There have also been examples of Australian sports diplomacy in Asia. Perhaps the most important was Australia’s move from the Oceania Football Confederation to the Asian Football Confederation, which, in the words of Asia Society Australia chief Anthony Bubalo, finally gave us a ‘significant sporting relationship’ with the region.

Among the smaller efforts, Match Australia was a business networking program on the sidelines of AFC Asian Cup matches in 2015, and 720 Indonesian students enjoyed a good shred at Skate Jam 2014, organised by the Australian Embassy. From 2015 to 2017, Asia Sports Partnerships was a $4 million small-grants fund targeted at community development through sport in Asia. It covered 17 sports in 15 countries, working with approximately 8000 participants, of whom 1900 were people with disabilities and about 70% were women.

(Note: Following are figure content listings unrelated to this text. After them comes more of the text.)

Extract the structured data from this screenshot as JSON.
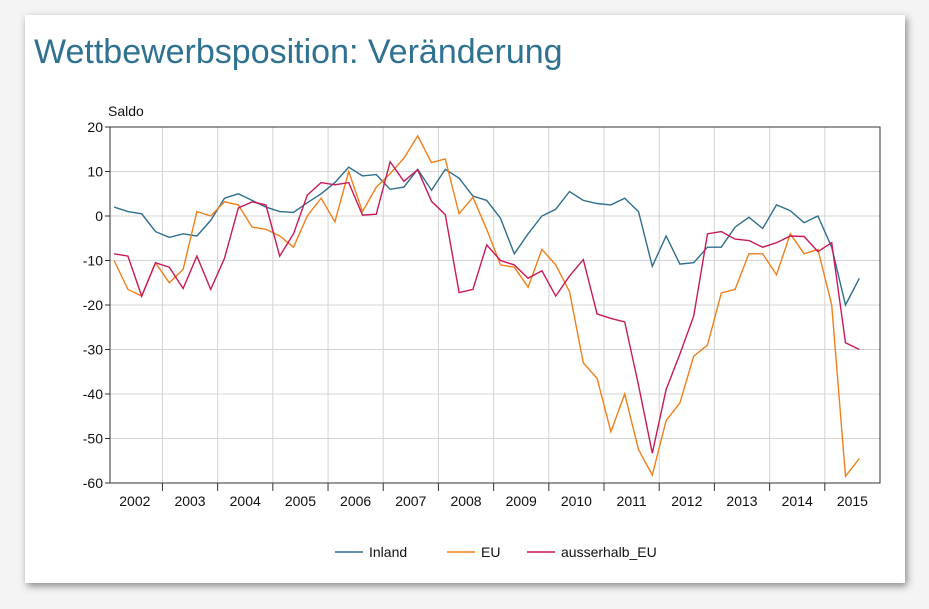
{
  "chart_data": {
    "type": "line",
    "title": "Wettbewerbsposition: Veränderung",
    "y_label": "Saldo",
    "x": [
      2002.125,
      2002.375,
      2002.625,
      2002.875,
      2003.125,
      2003.375,
      2003.625,
      2003.875,
      2004.125,
      2004.375,
      2004.625,
      2004.875,
      2005.125,
      2005.375,
      2005.625,
      2005.875,
      2006.125,
      2006.375,
      2006.625,
      2006.875,
      2007.125,
      2007.375,
      2007.625,
      2007.875,
      2008.125,
      2008.375,
      2008.625,
      2008.875,
      2009.125,
      2009.375,
      2009.625,
      2009.875,
      2010.125,
      2010.375,
      2010.625,
      2010.875,
      2011.125,
      2011.375,
      2011.625,
      2011.875,
      2012.125,
      2012.375,
      2012.625,
      2012.875,
      2013.125,
      2013.375,
      2013.625,
      2013.875,
      2014.125,
      2014.375,
      2014.625,
      2014.875,
      2015.125,
      2015.375,
      2015.625
    ],
    "series": [
      {
        "name": "Inland",
        "color": "#2e6e8e",
        "values": [
          2,
          1,
          0.5,
          -3.5,
          -4.8,
          -4,
          -4.5,
          -1,
          4,
          5,
          3.5,
          2,
          1,
          0.8,
          3,
          5,
          7.5,
          11,
          9,
          9.3,
          6,
          6.5,
          10.5,
          5.8,
          10.5,
          8.5,
          4.5,
          3.5,
          -0.5,
          -8.5,
          -4,
          0,
          1.5,
          5.5,
          3.5,
          2.8,
          2.5,
          4,
          1,
          -11.3,
          -4.5,
          -10.8,
          -10.5,
          -7,
          -7,
          -2.5,
          -0.3,
          -2.8,
          2.5,
          1.2,
          -1.5,
          0,
          -7,
          -20,
          -14
        ]
      },
      {
        "name": "EU",
        "color": "#f07f1a",
        "values": [
          -10,
          -16.5,
          -18,
          -10.5,
          -15,
          -12,
          1,
          0,
          3.2,
          2.5,
          -2.5,
          -3,
          -4.5,
          -7,
          0,
          4,
          -1.3,
          10,
          1,
          6.5,
          9.5,
          13,
          18,
          12,
          12.8,
          0.5,
          4.2,
          -3,
          -11,
          -11.5,
          -16,
          -7.5,
          -11,
          -17,
          -33,
          -36.5,
          -48.5,
          -40,
          -52.5,
          -58.2,
          -46,
          -42,
          -31.5,
          -29,
          -17.3,
          -16.5,
          -8.5,
          -8.5,
          -13.2,
          -4,
          -8.5,
          -7.5,
          -20,
          -58.5,
          -54.5
        ]
      },
      {
        "name": "ausserhalb_EU",
        "color": "#c8195a",
        "values": [
          -8.5,
          -9,
          -18,
          -10.5,
          -11.5,
          -16.3,
          -9,
          -16.5,
          -9.5,
          1.8,
          3.2,
          2.5,
          -9,
          -4,
          4.7,
          7.5,
          7,
          7.5,
          0.2,
          0.4,
          12.2,
          7.8,
          10.4,
          3.3,
          0.3,
          -17.2,
          -16.5,
          -6.5,
          -10,
          -11,
          -14,
          -12.3,
          -18,
          -13.5,
          -9.8,
          -22,
          -23,
          -23.8,
          -38,
          -53.3,
          -39,
          -31,
          -22.5,
          -4,
          -3.5,
          -5.2,
          -5.5,
          -7,
          -6,
          -4.5,
          -4.6,
          -8,
          -6,
          -28.5,
          -30
        ]
      }
    ],
    "xlim": [
      2002.05,
      2016
    ],
    "xticks": [
      {
        "value": 2002.5,
        "label": "2002"
      },
      {
        "value": 2003.5,
        "label": "2003"
      },
      {
        "value": 2004.5,
        "label": "2004"
      },
      {
        "value": 2005.5,
        "label": "2005"
      },
      {
        "value": 2006.5,
        "label": "2006"
      },
      {
        "value": 2007.5,
        "label": "2007"
      },
      {
        "value": 2008.5,
        "label": "2008"
      },
      {
        "value": 2009.5,
        "label": "2009"
      },
      {
        "value": 2010.5,
        "label": "2010"
      },
      {
        "value": 2011.5,
        "label": "2011"
      },
      {
        "value": 2012.5,
        "label": "2012"
      },
      {
        "value": 2013.5,
        "label": "2013"
      },
      {
        "value": 2014.5,
        "label": "2014"
      },
      {
        "value": 2015.5,
        "label": "2015"
      }
    ],
    "ylim": [
      -60,
      20
    ],
    "yticks": [
      -60,
      -50,
      -40,
      -30,
      -20,
      -10,
      0,
      10,
      20
    ],
    "grid": true,
    "legend": "bottom"
  }
}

So, how should we now lift our sports-diplomacy performance in Southeast Asia? First, recognise that good sports diplomacy is a Team Australia game. Government investment into ASEAN sports diplomacy should take advantage of an impressive network of Australian professionals already working, playing, and studying across the region.

We should produce a whole-of nation game plan to maximise, leverage and harness the power of Australian sport, with key performance indicators designed and measured.

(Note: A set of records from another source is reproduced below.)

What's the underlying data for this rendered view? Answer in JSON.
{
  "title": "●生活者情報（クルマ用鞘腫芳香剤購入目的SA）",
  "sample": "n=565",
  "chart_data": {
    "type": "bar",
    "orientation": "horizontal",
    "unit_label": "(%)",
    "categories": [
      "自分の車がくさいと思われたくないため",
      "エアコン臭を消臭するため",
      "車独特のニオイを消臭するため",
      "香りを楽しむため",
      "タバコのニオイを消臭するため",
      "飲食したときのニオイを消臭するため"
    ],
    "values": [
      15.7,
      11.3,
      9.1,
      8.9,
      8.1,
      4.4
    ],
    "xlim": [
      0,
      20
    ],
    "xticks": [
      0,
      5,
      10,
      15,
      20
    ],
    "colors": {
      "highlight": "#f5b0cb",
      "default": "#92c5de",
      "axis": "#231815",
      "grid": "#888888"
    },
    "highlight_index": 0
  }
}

Some low-hanging fruit is waiting to be picked. Getting the Papua New Guinea Hunters into Australia’s National Rugby League, supporting Indonesia with its bid for the 2036 Summer Olympics and helping Vietnam to get its F1 race back are obvious moves.

We need to coordinate federal and state agencies that are already using sport to achieve various objectives in the Indo-Pacific, otherwise we may duplicate efforts and confuse recipients of our support.

The multi-billion Australia sports Industry needs to be engaged. Just like our athletes, many of our products, businesses and people working in the field are world-class. Sport is not just, as Rudyard Kipling said, ‘games played by muddied oafs and flannelled fools’; it is a serious and valuable industry.

Team Australia’s sports diplomacy needs a captain. The Department of Foreign Affairs and Trade worked on coordinating other agencies in the two earlier sports diplomacy strategies. It or another department will have to lead further efforts, too.

The government could also support creation of a university centre—say, an Indo-Pacific or Asian Centre for Sport Diplomacy and Development—with such roles as coaching participants in sports diplomacy in the skills involved. It would also be a hub for research and conferences and act as an advocate for sports diplomacy.

Finally, it is important to get a move on. The playing field is not quite empty. At the First ASEAN Plus China Ministerial Meeting on Sports, The China Daily Global noted that all parties had ‘reached a consensus … emphasizing that sport cooperation should be put high on the agenda, including [personnel] exchanges between the two sides, promotion of result-oriented cooperation in sports science research, technological application and event management.’

If we don’t hurry, the battle for ASEAN’s sporting hearts, minds and wallets will soon be lost.

Other players, such as the Americans, Chinese and French, are already on the sports diplomacy pitch. Our once envied global strategies look a bit dated, and it is vital to translate the sporting power and bling of mega sports events to something that truly applies to and benefits the Southeast Asian region. Diplomats working with sport may wish to heed the advice of one of Asia’s greatest sportspeople, the boxer Manny ‘Pacman’ Pacquiao:

‘It’s not about how hard you get hit, but how you get back up and keep moving forward.’